Beside, Italian240 is the guy you should have been focused on. He joined a year after I did and he blew by both of us,:laughing:


----------



## jomama (Oct 25, 2008)

lukachuki said:


> I've never told you guys this but I'm actually a hairdresser.


You didn't need to tell any of is, it's been blatantly obvious for years...........


----------



## stonecutter (May 13, 2010)

lukachuki said:


> Plus he gets bonus points for being honest about his employment.
> 
> I've never told you guys this but I'm actually a hairdresser.


Yeah but he said hes a lawyer.:laughing:

Luki, thats ok..inner10 admitted he is a ballerina.


----------



## lukachuki (Feb 11, 2005)

stonecutter said:


> Beside, Italian240 is the guy you should have been focused on. He joined a year after I did and he blew by both of us,:laughing:


I try to set reasonable goals.


----------



## drystoneoven (Feb 27, 2012)

I may be a lawyer, but I'd rather be a florist!:thumbup:

Seriously though, I figured the biggest problem with non-contractors coming in here was that they would be looking for free advice. As a lawyer, I know how annoying that is, and I'm not asking for advice. I'm just sharing something that I thought people might want to see, and maybe someone will get some ideas and be inspired from what I've done. Don't worry I most likely won't be sticking around to post after I get done with the project I'm working on.


----------



## stonecutter (May 13, 2010)

drystoneoven said:


> I may be a lawyer, but I'd rather be a florist!:thumbup:
> 
> Seriously though, I figured the biggest problem with non-contractors coming in here was that they would be looking for free advice. As a lawyer, I know how annoying that is, and I'm not asking for advice. I'm just sharing something that I thought people might want to see, and maybe someone will get some ideas and be inspired from what I've done. Don't worry I most likely won't be sticking around to post after I get done with the project I'm working on.

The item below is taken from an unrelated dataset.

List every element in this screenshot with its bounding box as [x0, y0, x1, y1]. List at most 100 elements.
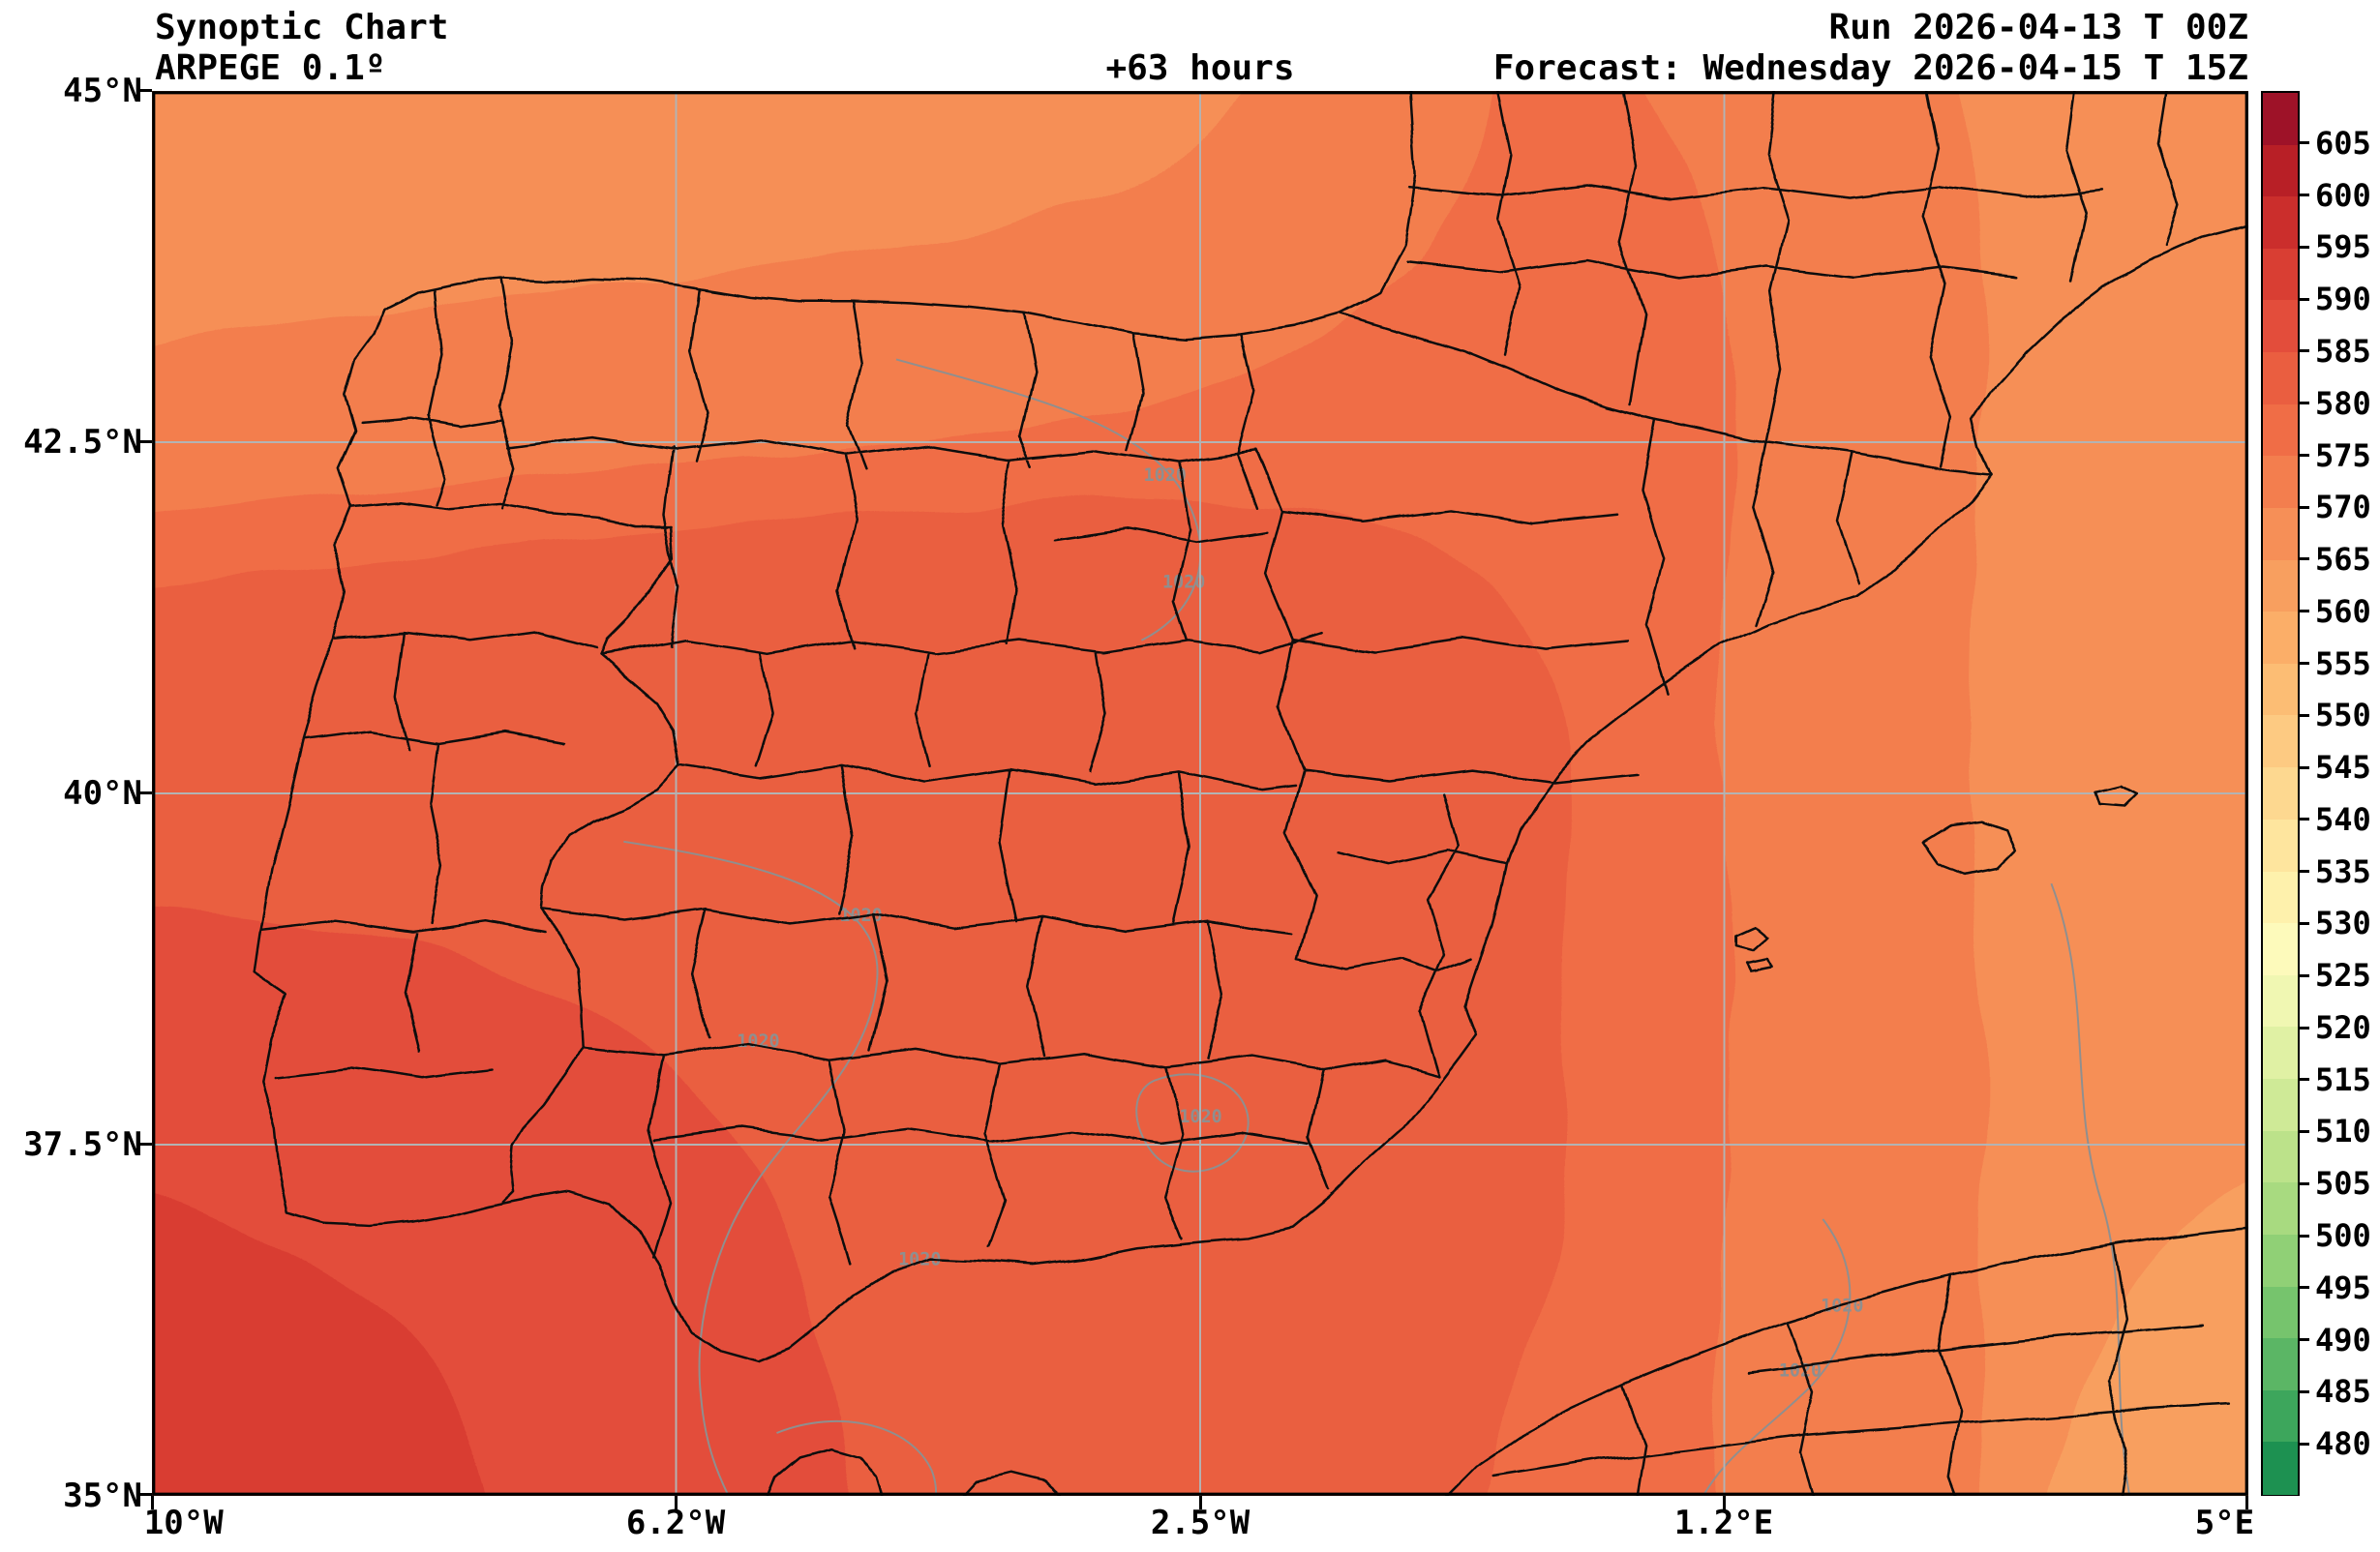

Dont stop posting your drystone projects..and please dont think I was trying to get you out of here.

Its a public forum after all...and projects like this are always nice to see.


----------



## MSLiechty (Sep 13, 2010)

IHI said:


> Save yourself a ton of money and trouble by just buying a Traegar pellet grill. Get the exact same wood flavor you will with a wood oven, and there is no headache...set the thermometer to cooking temp, and time your pizza.
> 
> 
> 
> We do a ton of oven cooking on our traegar in the summer just so we dont heat the house up with A/C on....I'm yet to find any food that does'nt taste better coming off the traeger...or any other pellet grill for that matter. sure you wont have the mystic of the dedicated wood fired pizza oven, but for less money you will have a cooking tool that you will smack yourself for not getting years ago.



Move my traeger


Sent from my iPad using Tapatalk


----------



## CJKarl (Nov 21, 2006)

....and the lawyer jokes.......you ever get tired of the lawyer jokes? LOL


----------



## dom-mas (Nov 26, 2011)

Ohhhh!!!! LOVE my Traeger....I just didn't get it


----------



## NYgutterguy (Mar 3, 2014)

Doing a pavilion at a catering /wedding place. Just ate a slice from this beauty.










Sent from my iPhone using Tapatalk


----------



## Inner10 (Mar 12, 2009)

NYgutterguy said:


> Doing a pavilion at a catering /wedding place. Just ate a slice from this beauty.
> 
> 
> 
> ...


Decent, I was at a charity event with two pizza ovens rocking and three guys making pies last night. Wish I had one myself.

Sent from my Pixel 2 using Tapatalk


----------



## fjn (Aug 17, 2011)

NYgutterguy said:


> Doing a pavilion at a catering /wedding place. Just ate a slice from this beauty.
> 
> 
> 
> ...




Rather elegant ! Thank you for sharing.


----------